As reservas da Rússia cresceram para 640 mil milhões de dólares, as quartas maiores do mundo. Na estratégia de fortaleza financeira, o peso do dólar nessas reservas foi caindo nos últimos anos, sendo substituído principalmente por ouro, euros e também por alguns ativos em moeda chinesa. Ainda assim, 16% dos seus ativos são denominados na nota verde e 32% em euros, instrumentos financeiros que poderão agora ficar congelados, segundo dados do banco ING citados pela Bloomberg.
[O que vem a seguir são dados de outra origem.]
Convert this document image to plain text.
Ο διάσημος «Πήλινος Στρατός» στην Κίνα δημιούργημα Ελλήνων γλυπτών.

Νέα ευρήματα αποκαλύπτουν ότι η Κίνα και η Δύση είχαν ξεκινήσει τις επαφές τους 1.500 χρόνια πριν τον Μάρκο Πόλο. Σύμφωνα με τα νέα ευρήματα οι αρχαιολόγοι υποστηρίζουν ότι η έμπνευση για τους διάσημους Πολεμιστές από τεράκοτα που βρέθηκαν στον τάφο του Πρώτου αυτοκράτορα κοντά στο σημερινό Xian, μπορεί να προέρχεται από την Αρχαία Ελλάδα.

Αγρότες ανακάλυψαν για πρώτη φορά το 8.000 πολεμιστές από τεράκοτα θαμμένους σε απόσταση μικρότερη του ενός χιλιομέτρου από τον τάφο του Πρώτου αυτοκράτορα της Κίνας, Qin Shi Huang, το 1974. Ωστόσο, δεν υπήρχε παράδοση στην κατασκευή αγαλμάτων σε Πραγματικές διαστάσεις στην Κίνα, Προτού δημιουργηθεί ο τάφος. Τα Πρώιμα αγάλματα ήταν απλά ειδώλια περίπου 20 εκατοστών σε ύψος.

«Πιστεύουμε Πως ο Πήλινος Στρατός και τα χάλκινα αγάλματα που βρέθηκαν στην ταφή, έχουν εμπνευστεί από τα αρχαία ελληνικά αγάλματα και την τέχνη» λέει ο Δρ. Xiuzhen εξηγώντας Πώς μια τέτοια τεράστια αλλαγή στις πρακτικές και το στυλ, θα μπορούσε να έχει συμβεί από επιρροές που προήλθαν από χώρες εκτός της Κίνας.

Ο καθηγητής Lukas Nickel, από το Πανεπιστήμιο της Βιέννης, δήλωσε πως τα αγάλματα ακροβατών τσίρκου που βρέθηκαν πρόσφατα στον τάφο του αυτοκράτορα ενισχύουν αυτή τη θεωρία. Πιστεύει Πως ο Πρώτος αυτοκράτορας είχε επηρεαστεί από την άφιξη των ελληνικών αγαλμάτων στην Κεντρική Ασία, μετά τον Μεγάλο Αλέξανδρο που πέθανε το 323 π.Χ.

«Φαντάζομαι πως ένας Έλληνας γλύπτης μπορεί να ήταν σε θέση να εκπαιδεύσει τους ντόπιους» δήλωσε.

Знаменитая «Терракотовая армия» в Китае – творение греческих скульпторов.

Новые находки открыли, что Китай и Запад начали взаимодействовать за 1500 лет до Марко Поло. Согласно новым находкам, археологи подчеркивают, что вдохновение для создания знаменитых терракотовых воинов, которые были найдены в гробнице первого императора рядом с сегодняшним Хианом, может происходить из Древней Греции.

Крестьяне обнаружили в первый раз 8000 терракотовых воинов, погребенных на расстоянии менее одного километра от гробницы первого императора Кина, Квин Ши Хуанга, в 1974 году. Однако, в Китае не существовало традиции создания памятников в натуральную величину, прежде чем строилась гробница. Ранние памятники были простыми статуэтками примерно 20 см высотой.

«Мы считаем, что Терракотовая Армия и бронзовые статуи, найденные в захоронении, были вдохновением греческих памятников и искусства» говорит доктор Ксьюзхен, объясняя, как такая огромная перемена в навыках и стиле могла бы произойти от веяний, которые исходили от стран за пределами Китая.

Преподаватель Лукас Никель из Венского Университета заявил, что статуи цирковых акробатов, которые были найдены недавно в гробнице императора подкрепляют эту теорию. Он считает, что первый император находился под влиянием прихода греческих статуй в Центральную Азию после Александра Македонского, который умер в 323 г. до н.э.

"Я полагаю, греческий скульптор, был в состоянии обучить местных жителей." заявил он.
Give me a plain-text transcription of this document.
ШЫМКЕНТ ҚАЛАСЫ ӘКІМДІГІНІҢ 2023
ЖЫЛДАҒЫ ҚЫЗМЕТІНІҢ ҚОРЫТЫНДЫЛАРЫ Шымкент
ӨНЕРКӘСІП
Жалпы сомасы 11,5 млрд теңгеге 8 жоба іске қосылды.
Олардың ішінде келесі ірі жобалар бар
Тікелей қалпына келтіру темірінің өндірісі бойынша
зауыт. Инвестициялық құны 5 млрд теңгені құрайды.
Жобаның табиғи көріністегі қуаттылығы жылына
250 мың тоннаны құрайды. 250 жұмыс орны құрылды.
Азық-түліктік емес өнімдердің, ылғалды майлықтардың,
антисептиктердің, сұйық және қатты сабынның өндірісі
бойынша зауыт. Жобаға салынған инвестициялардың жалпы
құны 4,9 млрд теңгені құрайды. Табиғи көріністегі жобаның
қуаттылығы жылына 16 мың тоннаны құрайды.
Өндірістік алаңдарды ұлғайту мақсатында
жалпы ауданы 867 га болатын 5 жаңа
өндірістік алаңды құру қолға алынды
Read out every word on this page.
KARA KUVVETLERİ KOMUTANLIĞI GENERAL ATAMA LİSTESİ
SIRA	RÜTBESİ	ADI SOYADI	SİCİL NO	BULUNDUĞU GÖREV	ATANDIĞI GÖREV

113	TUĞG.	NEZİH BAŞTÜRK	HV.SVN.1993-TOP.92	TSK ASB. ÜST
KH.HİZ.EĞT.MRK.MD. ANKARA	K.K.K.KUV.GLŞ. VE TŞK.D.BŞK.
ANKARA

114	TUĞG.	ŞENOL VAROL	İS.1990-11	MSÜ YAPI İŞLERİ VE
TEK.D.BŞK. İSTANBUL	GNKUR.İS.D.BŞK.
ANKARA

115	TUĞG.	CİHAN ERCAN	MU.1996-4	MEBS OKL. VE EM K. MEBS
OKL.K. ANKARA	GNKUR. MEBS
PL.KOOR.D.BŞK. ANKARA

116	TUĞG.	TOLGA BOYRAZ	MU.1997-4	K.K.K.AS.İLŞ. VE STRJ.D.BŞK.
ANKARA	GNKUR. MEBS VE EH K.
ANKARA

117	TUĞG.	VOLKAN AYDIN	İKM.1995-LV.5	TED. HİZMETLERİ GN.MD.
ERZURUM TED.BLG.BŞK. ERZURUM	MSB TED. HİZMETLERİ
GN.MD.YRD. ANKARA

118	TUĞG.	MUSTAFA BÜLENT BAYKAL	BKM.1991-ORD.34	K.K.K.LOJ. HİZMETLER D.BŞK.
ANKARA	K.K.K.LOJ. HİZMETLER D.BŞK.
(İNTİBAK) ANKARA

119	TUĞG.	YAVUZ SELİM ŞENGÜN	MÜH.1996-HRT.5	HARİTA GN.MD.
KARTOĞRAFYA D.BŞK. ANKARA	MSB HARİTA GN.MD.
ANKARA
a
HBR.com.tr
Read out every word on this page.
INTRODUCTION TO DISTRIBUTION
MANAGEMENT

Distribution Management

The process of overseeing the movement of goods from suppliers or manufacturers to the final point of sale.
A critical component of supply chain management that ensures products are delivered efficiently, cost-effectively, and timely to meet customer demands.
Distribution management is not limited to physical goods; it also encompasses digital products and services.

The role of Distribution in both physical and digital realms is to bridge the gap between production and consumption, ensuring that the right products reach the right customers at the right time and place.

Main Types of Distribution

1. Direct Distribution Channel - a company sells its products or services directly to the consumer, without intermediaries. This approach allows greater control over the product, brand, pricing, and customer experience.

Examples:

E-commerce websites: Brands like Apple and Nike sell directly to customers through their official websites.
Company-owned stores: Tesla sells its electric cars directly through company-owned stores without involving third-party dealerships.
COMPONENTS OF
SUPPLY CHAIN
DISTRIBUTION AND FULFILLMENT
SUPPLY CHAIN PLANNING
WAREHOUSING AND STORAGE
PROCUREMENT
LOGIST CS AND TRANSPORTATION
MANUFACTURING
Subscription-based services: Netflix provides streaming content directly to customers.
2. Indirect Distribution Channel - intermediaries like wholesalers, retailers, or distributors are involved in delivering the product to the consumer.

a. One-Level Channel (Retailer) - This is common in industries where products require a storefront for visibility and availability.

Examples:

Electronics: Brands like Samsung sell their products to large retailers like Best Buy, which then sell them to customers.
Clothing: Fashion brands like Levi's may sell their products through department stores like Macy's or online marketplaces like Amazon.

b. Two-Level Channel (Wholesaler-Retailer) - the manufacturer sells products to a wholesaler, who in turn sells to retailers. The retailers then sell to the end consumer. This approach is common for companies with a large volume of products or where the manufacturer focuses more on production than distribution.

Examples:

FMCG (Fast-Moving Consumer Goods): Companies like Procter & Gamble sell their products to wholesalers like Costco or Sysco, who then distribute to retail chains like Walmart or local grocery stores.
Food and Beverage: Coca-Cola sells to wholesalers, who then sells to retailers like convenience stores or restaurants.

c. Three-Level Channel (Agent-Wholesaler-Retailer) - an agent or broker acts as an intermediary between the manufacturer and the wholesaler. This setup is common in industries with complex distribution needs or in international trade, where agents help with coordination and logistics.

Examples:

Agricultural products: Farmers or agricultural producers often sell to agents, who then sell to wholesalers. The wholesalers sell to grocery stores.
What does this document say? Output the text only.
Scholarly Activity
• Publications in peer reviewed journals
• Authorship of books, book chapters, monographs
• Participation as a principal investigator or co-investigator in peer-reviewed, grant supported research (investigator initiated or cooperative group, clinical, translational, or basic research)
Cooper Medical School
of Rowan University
Dependendo da forma como estas sanções forem implementadas – se de forma total ou seletiva – o Ocidente tenta assim causar um impacto pesado na economia e no sistema financeiro russo ao mesmo tempo que tenta enfraquecer a fortaleza financeira que Putin foi construindo desde a anexação da Crimeia.
A internet dos bancos
A SWIFT é essencial para as instituições financeiras realizarem transferências e pagamentos
- O que é a rede SWIFT?
É uma rede de mensagens financeiras essenciais para os bancos globais trocarem informações para realizarem transações e é indispensável no sistema de pagamentos global. Há cerca de 11 mil bancos de 200 países a usarem a SWIFT, que é gerida pela Sociedade de Telecomunicações Financeiras Interbancárias Mundiais.
- Quem controla?
A SWIFT funciona como uma cooperativa de cerca de 3 500 bancos. Tem um conselho de 25 diretores que representam instituições financeiras, que atualmente inclui um representante russo. A sua atividade é supervisionada pelos maiores bancos centrais do mundo.
- Influência dos EUA
A sociedade que gere a SWIFT é neutra em questões de geopolítica, mas opera sob a legislação belga. No caso do Irão, após a UE ter decidido desligar os bancos desse país, a Bélgica aprovou legislação que teve de ser seguida pela SWIFT. Apesar de não estar sujeita à lei norte-americana, os EUA têm uma influência importante na rede devido ao domínio global do dólar. Washington pode forçar decisões através da ameaça de sanções ou de retirada dos seus próprios bancos da rede.